I hope you all have had a happy and SAFE Holiday season. I am not a big fan of hydrogen as an energy source. It can be difficult to handle and it requires a new infrastructure even though some of it support don’t think so. I favor the brute forces of large wind and solar projects because we have a huge electrical infrastructure already in place. With persistence though i think it could come along. California is a big fan however and sometimes, as goes California so goes the nation.

www.nytimes.com/2020/12/28/business/hydrogen-power-cars.html?utm_source=pocket-newtab

(please note you must ad http: to the above address to get to the location. I had to strip it off so the website would not intrude.)

Wheels

The Gospel of Hydrogen Power

Mike Strizki powers his house and cars with hydrogen he home-brews. He is using his retirement to evangelize for the planet-saving advantages of hydrogen batteries.
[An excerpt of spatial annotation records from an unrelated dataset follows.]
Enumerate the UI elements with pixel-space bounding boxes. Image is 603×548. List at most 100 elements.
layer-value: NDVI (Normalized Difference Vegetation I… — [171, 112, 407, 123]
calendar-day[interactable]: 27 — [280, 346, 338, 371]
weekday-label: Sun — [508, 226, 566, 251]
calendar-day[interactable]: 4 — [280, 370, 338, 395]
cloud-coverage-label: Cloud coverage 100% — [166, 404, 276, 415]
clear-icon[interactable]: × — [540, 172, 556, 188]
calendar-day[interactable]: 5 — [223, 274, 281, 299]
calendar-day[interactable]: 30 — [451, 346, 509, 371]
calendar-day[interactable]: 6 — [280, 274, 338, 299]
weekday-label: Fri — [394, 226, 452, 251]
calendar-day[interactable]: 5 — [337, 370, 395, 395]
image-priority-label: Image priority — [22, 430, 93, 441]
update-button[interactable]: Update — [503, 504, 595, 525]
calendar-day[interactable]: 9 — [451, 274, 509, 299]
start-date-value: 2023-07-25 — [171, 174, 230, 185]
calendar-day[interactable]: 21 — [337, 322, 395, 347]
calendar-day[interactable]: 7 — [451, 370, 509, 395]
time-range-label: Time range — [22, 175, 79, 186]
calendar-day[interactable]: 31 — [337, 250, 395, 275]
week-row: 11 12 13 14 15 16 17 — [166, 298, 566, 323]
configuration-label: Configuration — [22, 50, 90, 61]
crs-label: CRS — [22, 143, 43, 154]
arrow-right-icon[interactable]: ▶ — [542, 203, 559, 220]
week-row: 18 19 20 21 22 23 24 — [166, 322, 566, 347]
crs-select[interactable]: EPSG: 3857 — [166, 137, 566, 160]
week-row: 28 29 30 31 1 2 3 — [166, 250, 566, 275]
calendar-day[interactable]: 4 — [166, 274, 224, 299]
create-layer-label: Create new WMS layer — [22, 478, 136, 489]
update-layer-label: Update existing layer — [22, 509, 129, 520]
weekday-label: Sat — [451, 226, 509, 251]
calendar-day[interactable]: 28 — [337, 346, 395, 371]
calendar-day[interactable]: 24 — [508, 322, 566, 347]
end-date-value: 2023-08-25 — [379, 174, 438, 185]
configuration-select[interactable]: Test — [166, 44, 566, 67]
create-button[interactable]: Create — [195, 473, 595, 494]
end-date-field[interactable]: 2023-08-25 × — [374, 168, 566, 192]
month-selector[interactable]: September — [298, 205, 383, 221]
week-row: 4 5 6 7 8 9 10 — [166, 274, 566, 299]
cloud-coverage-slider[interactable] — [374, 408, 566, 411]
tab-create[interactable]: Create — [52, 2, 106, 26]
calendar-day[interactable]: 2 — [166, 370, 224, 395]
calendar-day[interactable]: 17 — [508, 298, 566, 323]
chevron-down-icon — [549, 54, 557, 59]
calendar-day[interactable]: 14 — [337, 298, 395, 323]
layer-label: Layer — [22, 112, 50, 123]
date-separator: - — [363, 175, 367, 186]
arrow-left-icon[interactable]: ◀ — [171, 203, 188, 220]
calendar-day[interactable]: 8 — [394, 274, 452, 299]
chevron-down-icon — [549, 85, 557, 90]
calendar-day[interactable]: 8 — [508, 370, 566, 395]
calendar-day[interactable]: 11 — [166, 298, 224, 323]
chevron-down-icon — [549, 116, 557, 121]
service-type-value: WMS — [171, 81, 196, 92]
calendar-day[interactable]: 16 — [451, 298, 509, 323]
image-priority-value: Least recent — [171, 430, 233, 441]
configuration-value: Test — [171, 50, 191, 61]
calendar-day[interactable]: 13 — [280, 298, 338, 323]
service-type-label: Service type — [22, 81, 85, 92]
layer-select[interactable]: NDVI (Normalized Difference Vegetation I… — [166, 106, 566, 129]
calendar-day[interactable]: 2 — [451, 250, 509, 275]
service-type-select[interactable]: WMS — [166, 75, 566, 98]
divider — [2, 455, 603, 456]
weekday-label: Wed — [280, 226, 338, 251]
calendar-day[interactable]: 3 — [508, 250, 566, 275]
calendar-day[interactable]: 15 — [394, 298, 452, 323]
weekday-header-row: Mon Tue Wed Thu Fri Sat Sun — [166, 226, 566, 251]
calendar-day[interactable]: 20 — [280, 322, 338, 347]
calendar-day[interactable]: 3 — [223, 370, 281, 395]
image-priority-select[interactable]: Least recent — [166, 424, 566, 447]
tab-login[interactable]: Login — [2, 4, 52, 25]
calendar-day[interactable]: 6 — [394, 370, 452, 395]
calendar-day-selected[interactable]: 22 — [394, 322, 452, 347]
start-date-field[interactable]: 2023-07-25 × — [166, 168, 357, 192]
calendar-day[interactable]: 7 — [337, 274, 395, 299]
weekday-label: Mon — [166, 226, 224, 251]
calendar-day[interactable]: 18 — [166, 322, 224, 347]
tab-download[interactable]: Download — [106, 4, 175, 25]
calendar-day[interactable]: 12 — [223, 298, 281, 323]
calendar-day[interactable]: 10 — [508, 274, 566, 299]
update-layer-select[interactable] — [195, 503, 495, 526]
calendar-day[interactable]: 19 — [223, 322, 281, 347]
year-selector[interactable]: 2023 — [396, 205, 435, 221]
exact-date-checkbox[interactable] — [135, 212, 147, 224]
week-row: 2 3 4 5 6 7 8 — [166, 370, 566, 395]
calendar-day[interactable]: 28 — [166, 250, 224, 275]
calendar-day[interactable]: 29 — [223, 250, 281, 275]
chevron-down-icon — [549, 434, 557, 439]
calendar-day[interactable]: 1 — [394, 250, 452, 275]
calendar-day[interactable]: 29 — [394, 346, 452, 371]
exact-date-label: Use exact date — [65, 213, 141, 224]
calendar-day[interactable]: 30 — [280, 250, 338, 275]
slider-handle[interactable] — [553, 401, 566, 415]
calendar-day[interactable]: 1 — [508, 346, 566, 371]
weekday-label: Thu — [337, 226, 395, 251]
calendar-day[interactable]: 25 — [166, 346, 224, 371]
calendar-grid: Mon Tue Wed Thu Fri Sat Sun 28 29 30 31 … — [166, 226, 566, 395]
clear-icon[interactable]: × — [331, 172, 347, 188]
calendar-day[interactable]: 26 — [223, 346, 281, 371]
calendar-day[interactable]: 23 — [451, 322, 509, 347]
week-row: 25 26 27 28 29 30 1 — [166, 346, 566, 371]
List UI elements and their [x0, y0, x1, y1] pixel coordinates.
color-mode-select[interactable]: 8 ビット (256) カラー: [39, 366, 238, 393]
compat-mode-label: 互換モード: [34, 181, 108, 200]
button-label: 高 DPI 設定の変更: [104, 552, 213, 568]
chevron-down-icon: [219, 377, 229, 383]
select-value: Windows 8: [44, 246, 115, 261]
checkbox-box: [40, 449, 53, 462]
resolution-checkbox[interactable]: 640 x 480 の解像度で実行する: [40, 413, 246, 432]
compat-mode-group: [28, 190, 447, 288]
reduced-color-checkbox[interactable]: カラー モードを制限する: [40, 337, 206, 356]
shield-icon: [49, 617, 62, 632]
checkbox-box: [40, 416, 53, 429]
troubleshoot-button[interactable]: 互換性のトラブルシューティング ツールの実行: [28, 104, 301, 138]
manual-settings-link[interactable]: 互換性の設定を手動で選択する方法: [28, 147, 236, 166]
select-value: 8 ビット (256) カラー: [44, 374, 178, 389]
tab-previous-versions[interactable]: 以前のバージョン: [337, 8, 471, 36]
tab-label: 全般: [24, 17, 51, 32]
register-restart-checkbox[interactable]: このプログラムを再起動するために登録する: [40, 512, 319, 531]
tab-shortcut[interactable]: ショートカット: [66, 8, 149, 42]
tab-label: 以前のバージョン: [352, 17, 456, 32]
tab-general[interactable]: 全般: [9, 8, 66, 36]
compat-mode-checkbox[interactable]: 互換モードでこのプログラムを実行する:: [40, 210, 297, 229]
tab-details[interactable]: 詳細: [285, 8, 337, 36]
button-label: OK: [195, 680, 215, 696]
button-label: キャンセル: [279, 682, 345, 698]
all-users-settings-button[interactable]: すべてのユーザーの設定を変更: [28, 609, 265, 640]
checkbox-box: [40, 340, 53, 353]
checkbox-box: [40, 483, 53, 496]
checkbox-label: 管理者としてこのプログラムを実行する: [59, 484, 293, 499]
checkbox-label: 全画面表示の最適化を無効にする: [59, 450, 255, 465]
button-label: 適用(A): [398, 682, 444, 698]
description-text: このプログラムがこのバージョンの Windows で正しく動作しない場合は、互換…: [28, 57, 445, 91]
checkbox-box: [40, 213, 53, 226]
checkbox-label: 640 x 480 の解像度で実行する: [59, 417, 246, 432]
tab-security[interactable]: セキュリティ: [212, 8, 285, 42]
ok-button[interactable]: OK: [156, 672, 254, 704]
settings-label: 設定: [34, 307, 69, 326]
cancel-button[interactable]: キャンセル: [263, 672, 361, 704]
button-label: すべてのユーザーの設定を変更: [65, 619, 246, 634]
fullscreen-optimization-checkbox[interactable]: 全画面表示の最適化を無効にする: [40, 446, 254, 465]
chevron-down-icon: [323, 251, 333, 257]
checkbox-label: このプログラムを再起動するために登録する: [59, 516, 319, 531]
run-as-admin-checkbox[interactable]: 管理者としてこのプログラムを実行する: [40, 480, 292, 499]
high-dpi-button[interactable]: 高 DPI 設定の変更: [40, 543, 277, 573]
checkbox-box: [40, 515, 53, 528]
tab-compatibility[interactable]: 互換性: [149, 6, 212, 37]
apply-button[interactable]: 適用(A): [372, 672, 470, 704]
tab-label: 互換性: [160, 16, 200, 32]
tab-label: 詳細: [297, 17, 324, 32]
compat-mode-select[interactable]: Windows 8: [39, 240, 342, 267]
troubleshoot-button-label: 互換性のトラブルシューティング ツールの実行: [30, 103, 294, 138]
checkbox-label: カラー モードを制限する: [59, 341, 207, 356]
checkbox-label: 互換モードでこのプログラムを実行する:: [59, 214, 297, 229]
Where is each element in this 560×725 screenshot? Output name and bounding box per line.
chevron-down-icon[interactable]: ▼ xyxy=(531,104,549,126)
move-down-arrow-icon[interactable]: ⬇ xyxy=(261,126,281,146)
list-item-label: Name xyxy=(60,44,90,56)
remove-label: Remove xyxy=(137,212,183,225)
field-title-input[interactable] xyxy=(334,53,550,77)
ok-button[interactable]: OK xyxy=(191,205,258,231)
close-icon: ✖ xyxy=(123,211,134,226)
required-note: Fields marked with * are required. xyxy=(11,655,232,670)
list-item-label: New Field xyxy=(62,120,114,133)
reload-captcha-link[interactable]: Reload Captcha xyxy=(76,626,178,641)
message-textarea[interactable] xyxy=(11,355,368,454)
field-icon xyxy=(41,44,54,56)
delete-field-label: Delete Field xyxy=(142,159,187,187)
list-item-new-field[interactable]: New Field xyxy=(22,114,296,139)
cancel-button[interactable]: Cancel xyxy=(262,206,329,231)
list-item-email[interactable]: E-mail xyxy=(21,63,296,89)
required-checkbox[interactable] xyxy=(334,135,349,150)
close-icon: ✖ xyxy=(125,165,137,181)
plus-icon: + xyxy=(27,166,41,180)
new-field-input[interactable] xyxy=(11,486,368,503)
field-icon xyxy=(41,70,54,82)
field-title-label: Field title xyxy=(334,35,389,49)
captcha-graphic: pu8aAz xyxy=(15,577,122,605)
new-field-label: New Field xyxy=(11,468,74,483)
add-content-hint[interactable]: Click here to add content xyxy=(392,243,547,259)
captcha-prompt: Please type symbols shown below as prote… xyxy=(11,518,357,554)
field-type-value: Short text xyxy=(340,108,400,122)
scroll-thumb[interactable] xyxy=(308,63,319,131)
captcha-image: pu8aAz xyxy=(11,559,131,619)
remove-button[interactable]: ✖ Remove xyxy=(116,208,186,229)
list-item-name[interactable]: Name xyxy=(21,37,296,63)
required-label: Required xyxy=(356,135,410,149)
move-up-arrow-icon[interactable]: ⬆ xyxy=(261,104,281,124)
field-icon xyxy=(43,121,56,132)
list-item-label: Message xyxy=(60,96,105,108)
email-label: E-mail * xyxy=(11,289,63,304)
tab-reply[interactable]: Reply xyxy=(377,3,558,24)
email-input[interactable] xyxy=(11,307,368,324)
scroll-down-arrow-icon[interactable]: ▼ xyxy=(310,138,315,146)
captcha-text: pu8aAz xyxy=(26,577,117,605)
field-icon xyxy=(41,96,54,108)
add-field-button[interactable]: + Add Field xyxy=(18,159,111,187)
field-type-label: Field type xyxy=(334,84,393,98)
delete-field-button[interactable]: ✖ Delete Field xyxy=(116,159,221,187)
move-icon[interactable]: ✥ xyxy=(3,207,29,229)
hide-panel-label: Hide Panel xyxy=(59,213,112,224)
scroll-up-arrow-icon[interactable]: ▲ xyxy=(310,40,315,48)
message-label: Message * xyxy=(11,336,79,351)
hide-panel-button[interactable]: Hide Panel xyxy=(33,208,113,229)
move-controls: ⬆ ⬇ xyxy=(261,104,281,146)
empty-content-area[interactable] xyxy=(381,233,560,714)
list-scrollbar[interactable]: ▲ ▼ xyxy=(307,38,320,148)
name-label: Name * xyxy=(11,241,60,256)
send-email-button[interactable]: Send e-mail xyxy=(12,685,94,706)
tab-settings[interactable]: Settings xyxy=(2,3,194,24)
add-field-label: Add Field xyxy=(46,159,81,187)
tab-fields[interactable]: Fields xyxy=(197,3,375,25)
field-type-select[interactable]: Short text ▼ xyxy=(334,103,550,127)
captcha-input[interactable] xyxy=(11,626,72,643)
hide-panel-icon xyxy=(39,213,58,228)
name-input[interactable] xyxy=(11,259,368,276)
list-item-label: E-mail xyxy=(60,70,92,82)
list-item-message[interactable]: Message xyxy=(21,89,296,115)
In December, the California Fuel Cell Partnership tallied 8,890 electric cars and 48 electric buses running on hydrogen batteries, which are refillable in minutes at any of 42 stations there. On the East Coast, the number of people who own and drive a hydrogen electric car is somewhat lower. In fact, there’s just one. His name is Mike Strizki. He is so devoted to hydrogen fuel-cell energy that he drives a Toyota Mirai even though it requires him to refine hydrogen fuel in his yard himself.

“Yeah, I love it,” Mr. Strizki said of his 2017 Mirai. “This car is powerful, there’s no shifting, plus I’m not carrying all of that weight of the batteries,” he said in a not-so-subtle swipe at the world’s most notable hydrogen naysayer, Elon Musk.

Mr. Strizki favors fuel-cell cars for the same reasons as most proponents. You can make fuel using water and solar power, as he does. The byproduct of making hydrogen is oxygen, and the byproduct of burning it is water. Hydrogen is among the most plentiful elements on earth, so you don’t have to go to adversarial countries or engage in environmentally destructive extraction to get it. The car is as quiet to drive as any other electric, it requires little maintenance, and because it doesn’t carry 1,200 pounds of batteries, it has a performance edge.

His infatuation with hydrogen began with cars, but it didn’t end there. In 2006 he made the first house in the United States to be powered entirely by hydrogen produced on site using solar power. Nine years later he made the second. He says he has built hydrogen-power home systems for conservationists and celebrities — one of his systems reportedly powers Johnny Depp’s private island in the Bahamas.